O Ricardo sentou-se, afastou os livros que eu tinha posto no canto da mesa e lá pôs o copinho d’água. Se lembro! São tantos que se fosse organizar em verbetes dava um dicionário.
- Lembrei de um do fundo do baú, hoje. Foi quando fizemos amigo secreto no curso de consultoria. Cara, naquela época tinha pânico de falar em público: tremia, suava, via tudo turvo e não falava, vomitava tudo de uma vez… Daí, a gente tinha que subir num palco para aquele “meu amigo é assim, assado…” Putz, tinha bem umas cem pessoas… Só sei que acabei ficando com 2 presentes na mão: o meu e o do meu amigo… Eu fui falando, falando e abrindo o presente… do meu amigo, com o cara do lado. Porque ele tinha me tirado e eu tirado ele. Daí eu ouvi aquele “OOHH!” Geral. Uns riram, outros ficaram de boca aberta assim. Ainda lembro a cara de choque do nosso professor! Gelei, só destravei quando alguém gritou: “Vai ser gari, Ricardo!” Fiz uma piadinha tosca, me desculpei e vazei: o caminho para a cadeira nunca foi tão rápido…
Sinistro.- falei. Mas também foi uma espécie de batismo de fogo, hein?
- Pois é. O engraçado é que pouco depois a gente estava discutindo uns projetos. Eu dei o meu pitaco. Aí uma mina virou pra mim e disse: “Vai abrir o presente do seu amigo, vai!” Não entendi.

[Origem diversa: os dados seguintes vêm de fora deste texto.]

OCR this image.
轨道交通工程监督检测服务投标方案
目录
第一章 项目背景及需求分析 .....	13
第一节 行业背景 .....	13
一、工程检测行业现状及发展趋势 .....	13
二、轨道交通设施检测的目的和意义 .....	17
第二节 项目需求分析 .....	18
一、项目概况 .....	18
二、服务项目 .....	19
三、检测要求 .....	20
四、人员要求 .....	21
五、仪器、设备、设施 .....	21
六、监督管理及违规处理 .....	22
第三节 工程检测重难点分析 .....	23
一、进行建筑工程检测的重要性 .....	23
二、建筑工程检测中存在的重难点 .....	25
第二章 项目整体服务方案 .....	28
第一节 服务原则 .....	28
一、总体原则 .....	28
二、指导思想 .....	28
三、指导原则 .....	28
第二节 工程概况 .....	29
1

É porque você irrita as pessoas. Ela quis fazer o mesmo.
- Será? – ele pensou um pouco. – Que piranha!
Ele pegou o copo e saiu, deixando a marca d’água na minha mesa.
Falar em público pela primeira vez, para algumas pessoas é como ficar nu: é complicado no começo, mas a vergonha passa. Para outras é como o medo do goleiro na hora do pênalti: nunca passa, mas os força a serem melhores.
Quando o nosso grupo acabou a apresentação do nosso primeiro seminário, descemos eu e o Luizinho para esperar o ônibus. O Luizinho ficou quieto, fumando o seu cigarro, sem dar uma palavra. Quando o ônibus dele chegou, disse:
- Tô indo.
Mas parou antes de entrar e me encarou:
- Quer saber? Você é bom. Mas pára de ficar falando né, né, né. Parece que você está querendo que todos concordem com você. Diz o que é pra dizer. Ponto.
E correu, porque o ônibus estava saindo.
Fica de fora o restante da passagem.